Fawkes's work is mostly notable for how distinct it is from that of his contemporaries, especially George Griffith, whose protagonists in his novel Angel of the Revolution (published just two years before this book) are an alliance of anarchists, socialist, and nihilists that band together as the Terrorists to reform the world. This statement by the narrator about Arthur Hardy seems a repudiation of the Griffith worldview:
He abhorred anarchism, nihilism, and other exponents of brute force. He refused to identify himself with people who, calling themselves “socialists,” advocated such mad schemes as [...] general partition of property—all capital withdrawn from individual and put under public control—abolition of all private property and ownership—and other plans which simply meant slavery for the individual.

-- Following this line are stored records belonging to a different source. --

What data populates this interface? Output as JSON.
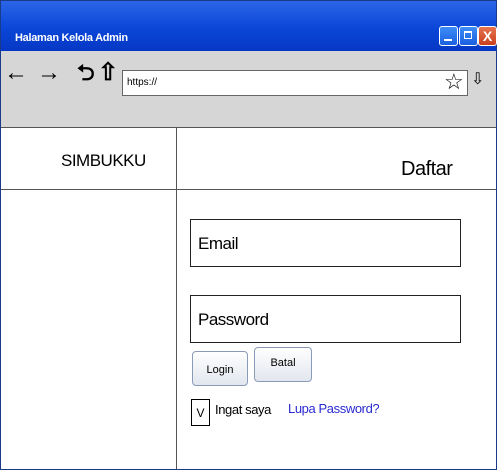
{
  "window": {
    "title": "Halaman Kelola Admin",
    "close_glyph": "X"
  },
  "toolbar": {
    "back_icon": "←",
    "forward_icon": "→",
    "refresh_icon": "⮌",
    "home_icon": "⇧",
    "address_value": "https://",
    "star_icon": "☆",
    "download_icon": "⇩"
  },
  "sidebar": {
    "brand": "SIMBUKKU"
  },
  "main": {
    "heading": "Daftar",
    "email_label": "Email",
    "password_label": "Password",
    "login_label": "Login",
    "cancel_label": "Batal",
    "remember_check": "V",
    "remember_label": "Ingat saya",
    "forgot_label": "Lupa Password?"
  },
  "colors": {
    "titlebar": "#0a46d8",
    "toolbar": "#d6d6d6",
    "link": "#2a2ad0"
  }
}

     Arthur believed in social reform, but only such reform as was just, gave to every man the equality of opportunity, and could be obtained by strictly constitutional means. (15)
Much of that is what Griffith's Terrorists accomplish in Angel. That said, there are many people who join socialism in Marmaduke because they like its stance against militarism though few others of its tenets; one assumes they eventually end up joining Marmaduke's movement because of his own hatred of force.

Griffith's revolutionaries frequently justify their violence by pointing out that they're only doing what the state does: when nations kill, we call it war, but when individuals kill, we call it murder. For Griffith, this authorizes terrorism, but for Fawkes, this points toward hypocrisy: (Apologies for all the long quotes, but Fawkes is one of those kinda writers.)
Militarism would indignantly repudiate any connection or similarity, however remote, with anarchy. Public opinion places them as far asunder as the poles. To the one is attached the title of ‘honorable profession of arms’; to the other is applied epithets of opprobrium and reproach. One marches proudly in broad daylight with music and flags, the other slinks in the hidden darkness. With one is connected glory and honour, with the other disgrace and degradation.
     Analyse results, however, and what do we find?
     They are both the visible embodiment of brute force. Neither of them has the slightest regard or pity for their innocent victims. They are both engaged in ringing the terrible changes on death, suffering, and disaster. They are each the antitheses of right. They are each absolutely void of utility or benefit. They are each the sworn enemies to progress, justice, or righteousness. Nations have progressed in spite of, not in consequence of, either militarism or anarchism.
     Does war produce anything but national chaos? Is anarchism intended to produce anything but social chaos? Granted that one chaos is on a smaller scale than the other, yet it is still chaos. (121)
Militarism ought to abhor us as much as terrorism, but we've dressed it up to make it justifiable. One suspects that Fawkes would have had a lot to say in this modern era of drone warfare and a military-industrial complex gone mad. Despite its preachiness, Marmaduke was one of the more interesting and nuanced 1890s books I read at the Eaton Collection.